The concept of Eudaimonia is about feeling good because you have acted well, but, Aristotle was not a Hedonist as Hedonists ties happiness to pleasure, but Aristotle ties happiness to well acting and subsequent pleasure. This suggests that with a goal of Eudaimonia for an individual, a social contract is more likely to come about due to a genuine desire to be a moralistic being (therefore eliminating the problem of ‘force’ that a social contract may require) and for the happiness that Aristotle believes will follow.
Returning to the initial question, there are several criticisms that can be used against the social contract. For instance, society has never physically signed anything that states that we agree to abide by the contracts rules; therefore we are arguably under no obligation. Secondly, there will always be people who cannot completely follow the rules of the contract for justified reasons; it is clearly unjust to hold them accountable for their behaviour, and it seems necessary for these moral laws to be universal.
However, predominantly, there is the ‘free rider’ problem. This is the belief that if we’re all motivated by self-interest alone, people would be constantly looking for ways to break free of the contract for their own benefit if they believe that there will be no major consequences – these people are the psychological egoists that Hobbes believes threatens a society.
In spite of this, John Rawls believed that a contract made through the ‘original position’ would eliminate the possibility of a ‘free rider’, he argued that free riders are only a problem with contracts that come about through force, and surely if a person is forced into acting morally it is an inauthentic desire and is therefore not true morality – morality should be chosen. The ‘original position’ is designed to be a fair and impartial point of view that is to be adopted in our reasoning about fundamental principles of justice.
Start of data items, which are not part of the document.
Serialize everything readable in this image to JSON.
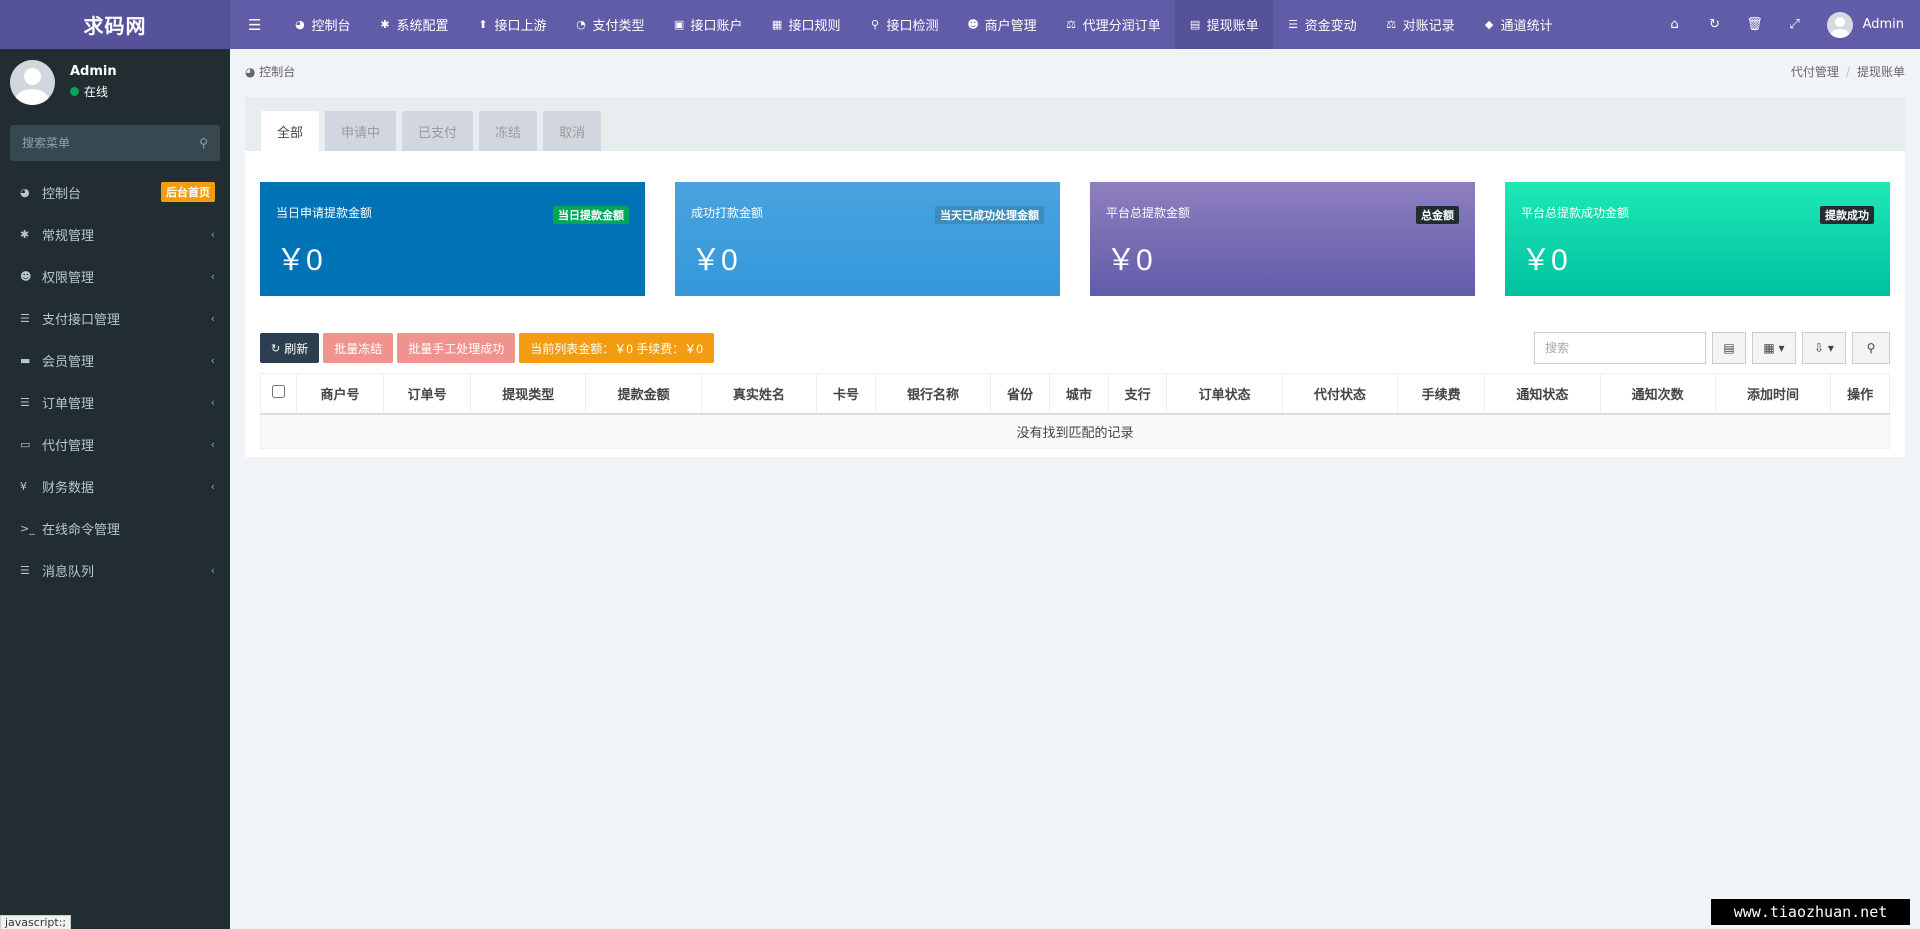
{
  "header": {
    "logo": "求码网",
    "nav": [
      {
        "icon": "dashboard-icon",
        "glyph": "◕",
        "label": "控制台"
      },
      {
        "icon": "gear-icon",
        "glyph": "✱",
        "label": "系统配置"
      },
      {
        "icon": "upload-icon",
        "glyph": "⬆",
        "label": "接口上游"
      },
      {
        "icon": "pie-icon",
        "glyph": "◔",
        "label": "支付类型"
      },
      {
        "icon": "account-icon",
        "glyph": "▣",
        "label": "接口账户"
      },
      {
        "icon": "qrcode-icon",
        "glyph": "▦",
        "label": "接口规则"
      },
      {
        "icon": "search-icon",
        "glyph": "⚲",
        "label": "接口检测"
      },
      {
        "icon": "user-icon",
        "glyph": "☻",
        "label": "商户管理"
      },
      {
        "icon": "balance-icon",
        "glyph": "⚖",
        "label": "代理分润订单"
      },
      {
        "icon": "card-icon",
        "glyph": "▤",
        "label": "提现账单"
      },
      {
        "icon": "list-icon",
        "glyph": "☰",
        "label": "资金变动"
      },
      {
        "icon": "balance-icon",
        "glyph": "⚖",
        "label": "对账记录"
      },
      {
        "icon": "diamond-icon",
        "glyph": "◆",
        "label": "通道统计"
      }
    ],
    "active_index": 9,
    "user": "Admin"
  },
  "sidebar": {
    "user_name": "Admin",
    "user_status": "在线",
    "search_placeholder": "搜索菜单",
    "items": [
      {
        "icon": "dashboard-icon",
        "glyph": "◕",
        "label": "控制台",
        "badge": "后台首页"
      },
      {
        "icon": "gears-icon",
        "glyph": "✱",
        "label": "常规管理",
        "arrow": "‹"
      },
      {
        "icon": "users-icon",
        "glyph": "☻",
        "label": "权限管理",
        "arrow": "‹"
      },
      {
        "icon": "list-icon",
        "glyph": "☰",
        "label": "支付接口管理",
        "arrow": "‹"
      },
      {
        "icon": "card-icon",
        "glyph": "▬",
        "label": "会员管理",
        "arrow": "‹"
      },
      {
        "icon": "list-icon",
        "glyph": "☰",
        "label": "订单管理",
        "arrow": "‹"
      },
      {
        "icon": "money-icon",
        "glyph": "▭",
        "label": "代付管理",
        "arrow": "‹"
      },
      {
        "icon": "yen-icon",
        "glyph": "¥",
        "label": "财务数据",
        "arrow": "‹"
      },
      {
        "icon": "terminal-icon",
        "glyph": ">_",
        "label": "在线命令管理"
      },
      {
        "icon": "list-icon",
        "glyph": "☰",
        "label": "消息队列",
        "arrow": "‹"
      }
    ]
  },
  "breadcrumb": {
    "left": "控制台",
    "parent": "代付管理",
    "current": "提现账单"
  },
  "tabs": [
    "全部",
    "申请中",
    "已支付",
    "冻结",
    "取消"
  ],
  "cards": [
    {
      "title": "当日申请提款金额",
      "tag": "当日提款金额",
      "value": "￥0",
      "bg": "#0073b7",
      "tag_bg": "#00a65a"
    },
    {
      "title": "成功打款金额",
      "tag": "当天已成功处理金额",
      "value": "￥0",
      "bg": "#3c8dbc",
      "tag_bg": "#3c8dbc"
    },
    {
      "title": "平台总提款金额",
      "tag": "总金额",
      "value": "￥0",
      "bg": "#605ca8",
      "tag_bg": "#222d32"
    },
    {
      "title": "平台总提款成功金额",
      "tag": "提款成功",
      "value": "￥0",
      "bg": "#00c0a0",
      "tag_bg": "#222d32"
    }
  ],
  "toolbar": {
    "refresh": "刷新",
    "batch_freeze": "批量冻结",
    "batch_manual": "批量手工处理成功",
    "summary": "当前列表金额：￥0  手续费：￥0",
    "search_placeholder": "搜索"
  },
  "table": {
    "columns": [
      "商户号",
      "订单号",
      "提现类型",
      "提款金额",
      "真实姓名",
      "卡号",
      "银行名称",
      "省份",
      "城市",
      "支行",
      "订单状态",
      "代付状态",
      "手续费",
      "通知状态",
      "通知次数",
      "添加时间",
      "操作"
    ],
    "empty": "没有找到匹配的记录"
  },
  "status_tip": "javascript:;",
  "watermark": "www.tiaozhuan.net"
}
In taking up this point of view, we are to imagine ourselves in the position of free and equal persons who jointly agree upon and commit themselves to principles of justice. In this way, Rawls believed that a social contract would make morality attainable. Moreover, Jean-Jacques Rousseau argued that a social forms the basis of individual liberty and in a democracy people and rules have the same interests and therefore they work together for their own mutual benefit.
Rousseau argued that primitive people have two basic emotions: self-preservation and repulsion at the suffering of others. It seems apparent that these two features could from a basic for co-operative living, however, he felt that amongst this civilization and the rules that go with it tend to corrupt people. For instance, having introduced the idea of ‘private property’, initial conditions of inequality became more pronounced.
Some have property and others are forced to work for them and subsequently the development of social classes and resentment begins. Obviously this destroys the simplicity and co-operative possibilities of the primitive state. Personally, I believe that the basic desires to stay alive; to stay free of pain and the more complex desire for happiness are part of human nature. It is true that morality can require this at times, however, we give up something’s we want for ourselves for the sake of someone.
But we cannot assume that people are as interested in other people’s wellbeing as they are in their own. I believe it is also true that at times we wish to help each other when it is no cost to ourselves, but if there is no competition between getting what one want and helping others we cannot assume that people will sacrifice their self-interest and be altruistic. Therefore, I do believe that in some respect a social contract is necessary in order for morality to be attainable.